A Novel Mouse Model of Parkinson’s Disease for Investigating Progressive Pathology and Neuroprotection

Developing animal models that successfully recapitulate the features of progressive Parkinson’s disease (PD) is crucial for understanding disease progression mechanisms and creating effective therapeutic interventions. In this study, we created a mouse model of PD by overexpressing α-synuclein through a combined injection of AAV6-α-synuclein and preformed fibrils (PFFs) into the medial and lateral substantia nigra (SN). We also demonstrated that chronic administration of the c-Abl inhibitor PD180970 provides neuroprotection in this model.
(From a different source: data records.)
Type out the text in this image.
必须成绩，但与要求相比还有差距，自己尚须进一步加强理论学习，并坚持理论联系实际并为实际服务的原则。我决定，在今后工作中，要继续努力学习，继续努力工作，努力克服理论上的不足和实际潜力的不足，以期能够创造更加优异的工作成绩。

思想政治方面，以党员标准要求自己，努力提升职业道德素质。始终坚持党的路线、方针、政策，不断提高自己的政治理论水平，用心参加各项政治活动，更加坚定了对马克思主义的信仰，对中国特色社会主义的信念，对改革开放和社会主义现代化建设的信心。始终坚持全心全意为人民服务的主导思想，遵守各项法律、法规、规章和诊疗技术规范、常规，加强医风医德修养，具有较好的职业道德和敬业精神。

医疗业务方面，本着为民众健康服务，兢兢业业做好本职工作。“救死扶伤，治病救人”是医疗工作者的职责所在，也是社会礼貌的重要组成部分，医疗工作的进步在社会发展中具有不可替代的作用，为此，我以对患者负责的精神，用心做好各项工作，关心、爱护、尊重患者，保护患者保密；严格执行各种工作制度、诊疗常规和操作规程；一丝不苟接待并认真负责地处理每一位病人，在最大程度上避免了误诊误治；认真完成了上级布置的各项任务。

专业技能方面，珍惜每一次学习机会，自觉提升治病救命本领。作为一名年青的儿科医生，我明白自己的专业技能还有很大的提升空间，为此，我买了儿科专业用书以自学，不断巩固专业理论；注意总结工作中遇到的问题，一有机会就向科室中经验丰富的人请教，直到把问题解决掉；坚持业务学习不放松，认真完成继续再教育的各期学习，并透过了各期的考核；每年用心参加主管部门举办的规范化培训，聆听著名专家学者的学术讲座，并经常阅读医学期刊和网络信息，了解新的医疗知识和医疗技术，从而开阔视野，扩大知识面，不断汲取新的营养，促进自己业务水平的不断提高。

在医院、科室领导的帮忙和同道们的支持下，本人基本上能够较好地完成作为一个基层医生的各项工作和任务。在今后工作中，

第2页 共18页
Mice injected with the AAV6-α-synuclein and PFF combination showed a progressive loss of dopaminergic (DA) neurons in the SN and their projections in the striatum over 24 weeks. This neuronal loss coincided with a time-dependent accumulation of phosphorylated α-synuclein (p-syn) in the SN. The p-syn aggregates spread to synaptically connected DARPP-32-positive neurons in the striatum and further extended to the cortex. We also observed a contralateral spread of p-syn aggregates. Additionally, α-synuclein overexpression led to a significant increase in activated microglia and astrocytes at all timepoints, with the strongest activation occurring early and gradually diminishing over time.

Daily administration of PD180970 significantly reduced the loss of DA neurons caused by α-synuclein injection and decreased the accumulation of p-syn in the SN. PD180970 treatment also reduced the neuroinflammation significantly.
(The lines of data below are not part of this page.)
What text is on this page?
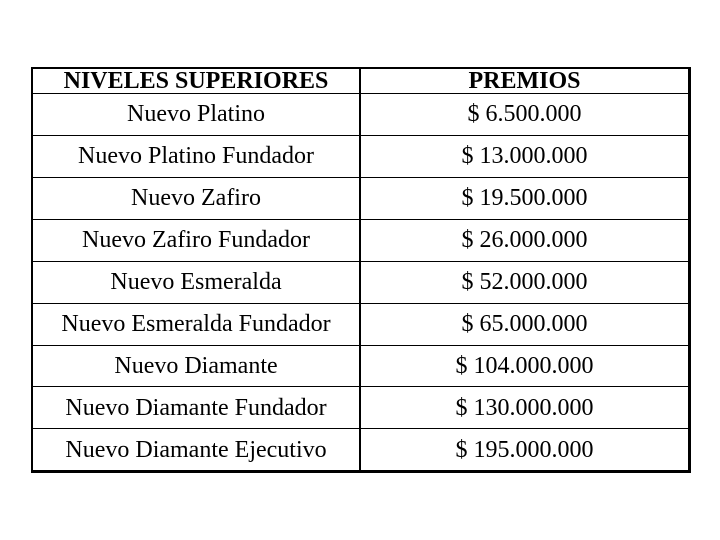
NIVELES SUPERIORES	PREMIOS
Nuevo Platino	$ 6.500.000
Nuevo Platino Fundador	$ 13.000.000
Nuevo Zafiro	$ 19.500.000
Nuevo Zafiro Fundador	$ 26.000.000
Nuevo Esmeralda	$ 52.000.000
Nuevo Esmeralda Fundador	$ 65.000.000
Nuevo Diamante	$ 104.000.000
Nuevo Diamante Fundador	$ 130.000.000
Nuevo Diamante Ejecutivo	$ 195.000.000
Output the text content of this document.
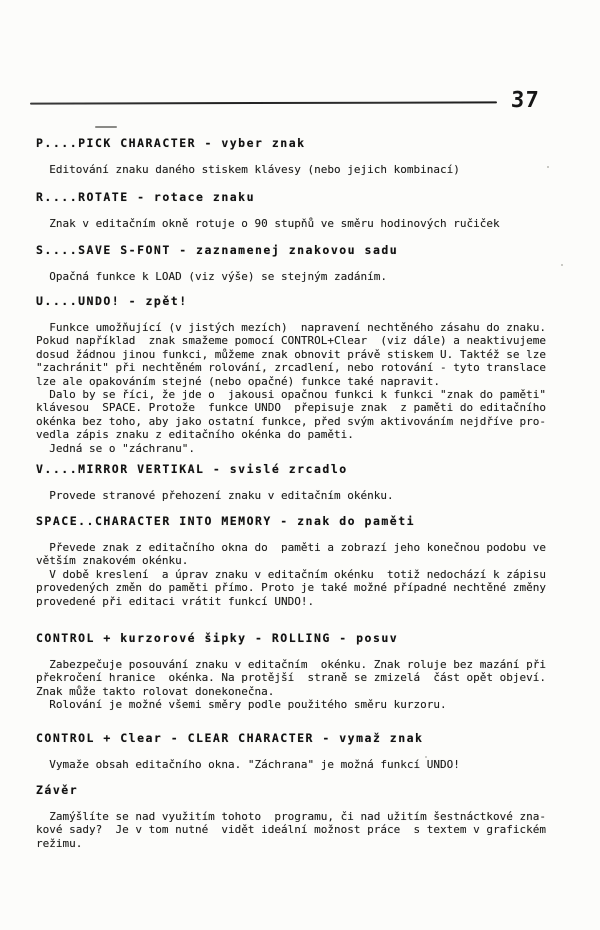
37
P....PICK CHARACTER - vyber znak
Editování znaku daného stiskem klávesy (nebo jejich kombinací)
R....ROTATE - rotace znaku
Znak v editačním okně rotuje o 90 stupňů ve směru hodinových ručiček
S....SAVE S-FONT - zaznamenej znakovou sadu
Opačná funkce k LOAD (viz výše) se stejným zadáním.
U....UNDO! - zpět!
Funkce umožňující (v jistých mezích)  napravení nechtěného zásahu do znaku.
Pokud například  znak smažeme pomocí CONTROL+Clear  (viz dále) a neaktivujeme
dosud žádnou jinou funkci, můžeme znak obnovit právě stiskem U. Taktéž se lze
"zachránit" při nechtěném rolování, zrcadlení, nebo rotování - tyto translace
lze ale opakováním stejné (nebo opačné) funkce také napravit.
Dalo by se říci, že jde o  jakousi opačnou funkci k funkci "znak do paměti"
klávesou  SPACE. Protože  funkce UNDO  přepisuje znak  z paměti do editačního
okénka bez toho, aby jako ostatní funkce, před svým aktivováním nejdříve pro-
vedla zápis znaku z editačního okénka do paměti.
Jedná se o "záchranu".
V....MIRROR VERTIKAL - svislé zrcadlo
Provede stranové přehození znaku v editačním okénku.
SPACE..CHARACTER INTO MEMORY - znak do paměti
Převede znak z editačního okna do  paměti a zobrazí jeho konečnou podobu ve
větším znakovém okénku.
V době kreslení  a úprav znaku v editačním okénku  totiž nedochází k zápisu
provedených změn do paměti přímo. Proto je také možné případné nechtěné změny
provedené při editaci vrátit funkcí UNDO!.
CONTROL + kurzorové šipky - ROLLING - posuv
Zabezpečuje posouvání znaku v editačním  okénku. Znak roluje bez mazání při
překročení hranice  okénka. Na protější  straně se zmizelá  část opět objeví.
Znak může takto rolovat donekonečna.
Rolování je možné všemi směry podle použitého směru kurzoru.
CONTROL + Clear - CLEAR CHARACTER - vymaž znak
Vymaže obsah editačního okna. "Záchrana" je možná funkcí UNDO!
Závěr
Zamýšlíte se nad využitím tohoto  programu, či nad užitím šestnáctkové zna-
kové sady?  Je v tom nutné  vidět ideální možnost práce  s textem v grafickém
režimu.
Overall, the combined injection of AAV6-α-synuclein and preformed fibrils into the mouse brain establishes a robust PD model, enabling detailed mechanistic studies of the disease. We further demonstrate the model’s utility for chronic neuroprotection studies using the potential drug PD180970, highlighting its broad applicability.

Significance Statement

This study establishes a robust mouse model of Parkinson’s disease (PD) by combining AAV6-mediated α-synuclein overexpression and preformed fibrils (PFFs) to replicate key features of PD, such as progressive dopaminergic neuron loss, phosphorylated α-synuclein accumulation, and neuroinflammation. The model captures the spread of pathological aggregates to synaptically connected brain regions, closely mimicking the human disease. By testing the c-Abl inhibitor PD180970, we demonstrate its neuroprotective effects, including reduced neuronal loss, decreased α-synuclein accumulation, and neuroinflammation highlighting its therapeutic potential. This model offers a valuable platform for investigating PD mechanisms and evaluating novel interventions, bridging the gap between preclinical and clinical applications.